In fact Professor Colin Buchanan got the measure of the problem three decades ago with his seminal study "Traffic in Towns". Ever since everyone has agreed on the need for action, but little has been forthcoming. The previous government, particularly its last but one transport secretary, Dr Brian Mawhinney, played a duplicitous game. "Let's have a debate," Dr Mawhinney said, and 18 months later a consultation paper was issued which added nothing to what was known at the start. Meanwhile he slashed the roads programme to save billions for the Treasury.

And now the new government is playing the same game. In opposition, Labour produced its own transport paper, "Consensus for Change", much of which echoed the Tories' effort, showing that there was broad all-party agreement on transport policy.

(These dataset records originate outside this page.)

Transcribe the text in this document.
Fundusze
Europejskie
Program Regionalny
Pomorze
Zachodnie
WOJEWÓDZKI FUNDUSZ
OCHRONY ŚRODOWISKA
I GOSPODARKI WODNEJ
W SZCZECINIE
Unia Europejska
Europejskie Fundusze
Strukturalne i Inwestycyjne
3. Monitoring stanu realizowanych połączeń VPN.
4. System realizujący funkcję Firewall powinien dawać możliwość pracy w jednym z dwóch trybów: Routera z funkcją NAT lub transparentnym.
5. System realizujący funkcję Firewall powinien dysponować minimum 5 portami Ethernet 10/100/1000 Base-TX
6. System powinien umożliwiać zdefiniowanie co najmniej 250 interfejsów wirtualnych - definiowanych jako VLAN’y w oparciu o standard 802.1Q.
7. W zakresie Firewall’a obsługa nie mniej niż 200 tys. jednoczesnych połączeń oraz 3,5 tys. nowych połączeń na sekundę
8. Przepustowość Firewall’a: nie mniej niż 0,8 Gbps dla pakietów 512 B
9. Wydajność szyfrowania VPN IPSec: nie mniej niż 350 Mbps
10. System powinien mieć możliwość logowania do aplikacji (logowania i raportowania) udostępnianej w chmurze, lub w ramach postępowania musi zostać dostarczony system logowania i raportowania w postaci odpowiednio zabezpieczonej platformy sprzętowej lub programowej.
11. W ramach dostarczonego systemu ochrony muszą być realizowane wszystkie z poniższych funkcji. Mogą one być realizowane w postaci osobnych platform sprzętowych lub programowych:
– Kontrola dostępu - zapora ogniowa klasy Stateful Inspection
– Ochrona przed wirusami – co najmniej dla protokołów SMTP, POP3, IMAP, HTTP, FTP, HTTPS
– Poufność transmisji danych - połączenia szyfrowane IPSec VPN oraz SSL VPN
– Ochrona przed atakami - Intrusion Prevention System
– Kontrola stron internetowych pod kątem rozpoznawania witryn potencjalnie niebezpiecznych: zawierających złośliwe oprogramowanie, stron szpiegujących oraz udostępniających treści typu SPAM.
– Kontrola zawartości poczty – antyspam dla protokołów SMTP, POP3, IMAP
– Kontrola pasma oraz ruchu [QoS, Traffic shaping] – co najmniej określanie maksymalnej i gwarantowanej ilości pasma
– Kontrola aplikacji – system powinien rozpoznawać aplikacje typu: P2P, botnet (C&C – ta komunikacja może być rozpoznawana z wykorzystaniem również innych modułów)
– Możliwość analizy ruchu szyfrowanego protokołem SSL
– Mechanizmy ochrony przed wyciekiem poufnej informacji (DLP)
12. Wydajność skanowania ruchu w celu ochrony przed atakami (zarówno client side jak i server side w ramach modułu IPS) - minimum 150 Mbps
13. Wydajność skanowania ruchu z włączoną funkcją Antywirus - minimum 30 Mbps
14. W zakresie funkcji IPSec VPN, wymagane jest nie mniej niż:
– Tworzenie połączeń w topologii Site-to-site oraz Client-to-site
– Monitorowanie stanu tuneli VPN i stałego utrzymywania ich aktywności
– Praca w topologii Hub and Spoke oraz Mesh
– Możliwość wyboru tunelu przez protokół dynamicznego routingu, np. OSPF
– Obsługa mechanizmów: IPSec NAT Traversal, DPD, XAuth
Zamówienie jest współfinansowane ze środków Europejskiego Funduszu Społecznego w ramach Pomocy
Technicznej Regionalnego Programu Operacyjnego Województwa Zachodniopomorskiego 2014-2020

Now all this history has been junked. This week John Prescott is expected to issue a consultation paper on an integrated transport policy, with the promise of a White Paper in the spring. By the time any of the contents are ready for legislation, we will probably be too near the next election for the Government to dare to introduce any of the controversial measures that are needed to make a real impact.

All this is unnecessary and a waste of time. Politicians on all sides have recognised that we cannot keep on encouraging greater car use. Throwing money at the problem by building more roads is not a viable or sustainable policy. Traffic needs to be reduced, or at least contained. Better public transport systems and better facilities for cyclists and pedestrians should be provided. Residential areas should be traffic-calmed. And any new developments should be judged by whether they result in lots of extra traffic.

The situation at the moment is just about tolerable. On the whole, we can still get about, even though our journeys are often delayed by traffic or by the inadequacies of the transport infrastructure. But if the unrestrained growth of recent years is allowed to continue then we face nationwide gridlock - and yet more widespread frustration and rage of the type which last week saw a stockbroker justifiably sentenced to five months in jail after she wilfully tried to run down a cyclist.

Yet, as our Whitehall correspondent, Christian Wolmar, points out in a pamphlet, "Unlocking the Gridlock", published today by Friends of the Earth, solutions are to hand, despite the politicians' paralysis. Transport planners have long been familiar with the type of measures that need to be adopted. They organise themselves little Grand Tours around Europe to see the cycle facilities of Groningen in Holland, the public transport of Zurich, and the pedestrianisation schemes of Antwerp or Nuremberg.

There are, sadly, no British towns on this tour because we are 20 years behind most European nations in recognising that the primacy of the car cannot continue. York is probably our most advanced small city, while in Edinburgh there are exciting innovations under the inspiration of George Hazel, the local director of transport who is implementing a series of policies ranging from pedestrianising Princes Street to creating safe routes for children to walk or cycle to school.

This is the sort of thing that needs to be done on a national scale. Zurich's trams are popular because the operators guarantee that they run on time at regular frequent intervals, even resorting to having spare trams on standby should there be a breakdown or delay. Similarly, Groningen has 50 per cent of road users on bicycles because it has had policies for more than 20 years that are designed to encourage them. Every year that the politicians do no more than produce more hot air, we get less fresh air.

The problem is that many of the required policies involve causing discomfort to the motorist, and the motoring lobby remains very powerful. Yet we are the motorists, and it seems that we may finally be ready to kick the habit. If this new round of debate is not to end in tears, Labour is going to have to be brave and take the chance that we have really changed.

And there is one new policy which the Government should embrace if it wishes to make headway - road pricing. Not only will this encourage people out of their cars on to other forms of transport - and induce industry to re-examine rail and other alternatives - it will provide the cash to pay for better public transport.